As the Jews were always talking about the Messiah, so they were always talking, we know, about God. And they believed in God's Messiah after their notion of him, because they believed in God after their notion of him;—but both notions were wrong. All their aspirations were now turned towards the Messiah; whoever would do them good, must first change their ideal of the Messiah. But their ideal of God's Messiah depended upon their notion of God. This notion was now false, like their ideal of the Messiah; but once it had been true, or, at least, true comparatively;—once Israel had had the intuition of God as the Eternal that loveth righteousness. And the intuition had never been so lost but that it was capable of being revived. To change their dangerous and misleading ideal of God's Messiah, therefore, and to make the Jews believe in the true Messiah, could only be accomplished by bringing them back to a truer notion of God and his righteousness. By this it could, perhaps, be accomplished, but by this only.
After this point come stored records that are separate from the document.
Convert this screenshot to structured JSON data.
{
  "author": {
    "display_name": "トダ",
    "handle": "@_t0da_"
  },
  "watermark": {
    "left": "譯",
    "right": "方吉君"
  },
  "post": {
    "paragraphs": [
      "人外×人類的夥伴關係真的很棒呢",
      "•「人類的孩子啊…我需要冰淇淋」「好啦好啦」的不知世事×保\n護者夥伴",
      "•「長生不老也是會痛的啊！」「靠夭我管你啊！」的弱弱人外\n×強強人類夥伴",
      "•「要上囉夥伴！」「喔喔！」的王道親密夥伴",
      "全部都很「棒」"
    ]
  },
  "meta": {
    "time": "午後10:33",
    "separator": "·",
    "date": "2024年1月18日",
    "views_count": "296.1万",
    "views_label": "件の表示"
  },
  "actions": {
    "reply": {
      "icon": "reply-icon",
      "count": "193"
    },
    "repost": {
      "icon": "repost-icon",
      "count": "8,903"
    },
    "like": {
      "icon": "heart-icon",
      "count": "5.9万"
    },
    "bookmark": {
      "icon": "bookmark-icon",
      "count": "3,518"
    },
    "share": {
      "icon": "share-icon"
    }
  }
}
And this is what Jesus sought to do. He sought to do it in the way we have seen, by his 'method' and his 'secret.' First, by his 'method' of a change of the inner man. 'Do not be all abroad, do not be in the air,'[1] he said to his nation. 'You look for the kingdom of God. The kingdom of God is the reign of righteousness, God s will done by all mankind. Well, then, seek the kingdom of God! the kingdom of God is within you!'[2] And, next, by his 'secret' of peace. 'Renounce thyself, and take up thy cross daily and follow me![3] He that loveth his life shall lose it, and he that hateth his life in this world shall keep it unto life eternal.'[4] And the revolution thus made was so immense, that the least in this new kingdom of heaven, this realm of the 'method' and the 'secret,' was greater, Jesus said, than one who, like John the Baptist, was even greatest in the old realm of Jewish religion.[5] And those who obeyed the gospel of this new kingdom came to the light;[6] they had joy;[7] they entered into peace;[8] they ceased to thirst: the word became in them a spring of water welling up unto everlasting life.[9] But these were the admitted tests of righteousness, of obeying the voice of the Eternal who loveth righteousness. 'There ariseth light for the righteous, and gladness for the upright in heart;[10] he that feareth the Eternal, blessed is he!'[11]
Now, the special value of the Fourth Gospel is, not that it exhibits the method and secret of Jesus,—for all the Gospels exhibit them,—but that it exhibits the establishment of them by means of Israel's own idea of God, cleared and re-awakened. The argument is: 'You are always talking about God, God's word, righteousness; always saying that God is your Father, and will send his Messiah for your salvation. Well, he who receives me shows that he talks about God with a knowledge of what he is saying; he sets to his seal that God is true.[12] He who is of God heareth the words of God;[13] every one that heareth and learneth of the Father cometh unto me,[14] and ye have not his word abiding in you, because, whom he hath sent, him ye believe not;[15] if any one will do God's will he shall know of the doctrine, whether it be of God.'[16] This, therefore, is what Jesus said:—'I, whose message of salvation is: If a man keep my word he shall never see death![17] am sent of God; because he, who obeys my saying: Renounce thyself and follow me![18] shall feel that he truly lives, and that he is following, therefore, Israel's God of whom it is said: Thou wilt show vie the path of life.'[19]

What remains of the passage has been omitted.